Millimeter‐wavelength cloud radar (MMCR) can provide information on the vertical structure of cloud fields and thereby improve our understanding of the spatial distribution of clouds and their role in the climate system. Here we consider the representativeness of ground‐based vertically pointing MMCR observations, which have been used in numerous climate studies. MMCR cloud statistics collected at Darwin, Australia, are compared against CloudSat (spaceborne) observations gathered in the near vicinity of the ground site. Overall, the total cloud occurrence vertical profiles observed by CloudSat and the ground‐based MMCR agree on a spatial scale of 4° × 4°, although CloudSat is found to observe more high reflectivity cloud than the ground‐based MMCR. Computed radar reflectivity using idealized atmospheric profiles suggests that rain (especially below the melting level) influences the observed reflectivities, and this appears to account for much of the differences in the observed distributions of radar reflectivity. After removal of precipitation profiles, CloudSat and ground‐based MMCR observations show reasonable agreement.

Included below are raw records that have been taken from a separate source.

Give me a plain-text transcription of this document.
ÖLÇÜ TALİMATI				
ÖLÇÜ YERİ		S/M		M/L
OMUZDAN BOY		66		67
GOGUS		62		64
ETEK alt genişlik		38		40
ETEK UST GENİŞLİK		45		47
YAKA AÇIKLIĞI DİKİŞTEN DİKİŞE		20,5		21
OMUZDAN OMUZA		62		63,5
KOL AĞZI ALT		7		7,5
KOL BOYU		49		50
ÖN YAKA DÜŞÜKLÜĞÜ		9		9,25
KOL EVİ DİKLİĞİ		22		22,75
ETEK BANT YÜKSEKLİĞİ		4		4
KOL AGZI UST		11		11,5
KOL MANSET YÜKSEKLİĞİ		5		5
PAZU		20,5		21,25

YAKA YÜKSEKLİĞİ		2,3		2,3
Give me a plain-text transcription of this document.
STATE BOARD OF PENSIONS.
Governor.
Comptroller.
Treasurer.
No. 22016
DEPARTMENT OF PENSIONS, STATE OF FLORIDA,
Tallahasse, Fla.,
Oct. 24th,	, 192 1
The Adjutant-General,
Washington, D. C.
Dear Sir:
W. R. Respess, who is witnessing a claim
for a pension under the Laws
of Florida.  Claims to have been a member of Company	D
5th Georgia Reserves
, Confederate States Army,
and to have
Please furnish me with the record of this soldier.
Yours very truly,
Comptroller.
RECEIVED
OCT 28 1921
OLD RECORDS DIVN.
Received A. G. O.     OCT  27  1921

Sampling uncertainty in the CloudSat observations makes comparison at smaller region spatial scales (e.g., 2.5°) difficult and unfeasible for analysis at the time scale of months. Comparison of CloudSat observations with the ground‐based data on scales of 4° and 7.5° works well. Comparison of total cloud occurrence and reflectivity distribution of nonprecipitating cloud from the MMCR and CloudSat at spatial scales from 4° to 7.5° show good agreement. This suggests that the properties of the nonprecipitating cloud are relatively homogeneous at this large scale.